このような症状の変化を受けて、家族としては「痛みはあるのか」「苦しんでいないのか」と案じずにはいられなかった。しかしながら、主治医は「おそらく痛みはひどくない」と明言している。なぜそのような見立てが可能なのか、ChatGPTに見解を求めたところ、以下のような説明を得た。
がんが頭部に転移し、神経を圧迫・侵襲する場合、必ずしも強い痛みが発生するとは限らない。むしろ、感覚神経自体が破壊されることで、「痛みを感じる機能」そのものが失われる可能性があるという。たとえば、顔面神経や三叉神経、舌咽神経、迷走神経といった咀嚼や嚥下、感覚伝達にかかわる神経が障害されると、「痛みの知覚」よりも「機能の喪失」が先に現れる。
すなわち、よだれが常時出てしまう、飲み込めない、という状態は、神経機能の破綻を示すサインであり、逆に「激しい痛みを感じているわけではない」可能性を示唆している。
また、高齢犬においては、加齢そのものによって感覚が鈍化している場合も多く、さらに鍼灸や漢方薬による鎮静作用も影響している可能性がある。したがって、ハナが現在「比較的安らかに見える」ことは、単なる希望的観測ではなく、医学的にも裏付けのある推論だといえる。
このような状態をふまえ、主治医は、がんの転移の進行を明確に把握するためのMRIやCTスキャンを提案していない。これもまた、非常に慎重かつ妥当な判断である。なぜなら、これらの検査には全身麻酔が必要となるが、超高齢の大型犬にとって麻酔は極めて大きなリスクを伴う。肝機能や腎機能、心肺機能のいずれもが衰えた状態では、麻酔から目が覚めないという事態も十分に起こり得る。検査そのものが「命を奪う」リスクを含むのであれば、行わないという判断は医学的にも倫理的にも正当である。
同様に、手術、抗がん剤治療、ワクチン接種といった一切の医療的措置も、現在は行っていない。がんの進行度合いや高齢を考慮すれば、こうした「積極的治療」はもはや延命よりも苦痛を増やす結果となりかねないからである。医療の目的が「生かすこと」から「苦しませないこと」に変わる――これは、人間のホスピス緩和ケアとまったく同じ発想である。
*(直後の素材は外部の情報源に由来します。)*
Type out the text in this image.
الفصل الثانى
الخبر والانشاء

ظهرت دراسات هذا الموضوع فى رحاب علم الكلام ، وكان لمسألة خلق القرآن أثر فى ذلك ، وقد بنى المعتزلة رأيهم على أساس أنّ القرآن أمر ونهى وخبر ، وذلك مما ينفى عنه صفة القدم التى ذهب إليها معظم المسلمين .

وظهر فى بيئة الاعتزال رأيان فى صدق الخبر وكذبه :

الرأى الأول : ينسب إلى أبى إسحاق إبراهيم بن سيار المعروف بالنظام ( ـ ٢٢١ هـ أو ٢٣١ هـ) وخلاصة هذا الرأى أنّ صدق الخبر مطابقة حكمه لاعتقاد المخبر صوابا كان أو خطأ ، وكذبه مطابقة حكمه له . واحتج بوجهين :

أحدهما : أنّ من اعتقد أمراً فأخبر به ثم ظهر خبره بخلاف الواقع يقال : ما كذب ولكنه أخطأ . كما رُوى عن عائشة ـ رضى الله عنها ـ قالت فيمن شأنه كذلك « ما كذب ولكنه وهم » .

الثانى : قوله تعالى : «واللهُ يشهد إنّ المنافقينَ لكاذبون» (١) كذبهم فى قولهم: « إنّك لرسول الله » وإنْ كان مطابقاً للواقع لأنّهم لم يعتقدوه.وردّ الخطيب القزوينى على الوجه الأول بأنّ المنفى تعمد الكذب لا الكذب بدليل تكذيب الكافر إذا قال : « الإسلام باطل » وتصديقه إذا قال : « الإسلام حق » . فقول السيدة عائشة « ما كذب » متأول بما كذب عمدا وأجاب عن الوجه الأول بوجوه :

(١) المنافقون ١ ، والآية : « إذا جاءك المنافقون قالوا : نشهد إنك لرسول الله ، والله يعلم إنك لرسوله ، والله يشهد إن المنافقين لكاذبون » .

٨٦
家族の一員として、ハナにこれ以上の苦しみを与えず、静かで安らかな最期を迎えさせたい。医師の示した方針は、決して「見放した」ものではなく、むしろ愛情と敬意に満ちた医療判断であるといえる。苦しみのない時間を、ただ一日一日大切に過ごす。その先に、別れが来るとしても、すでにこの奇跡のような日々は、かけがえのない贈り物なのである。
ハナ、11年間、本当にありがとう。もう少し一緒にいようね。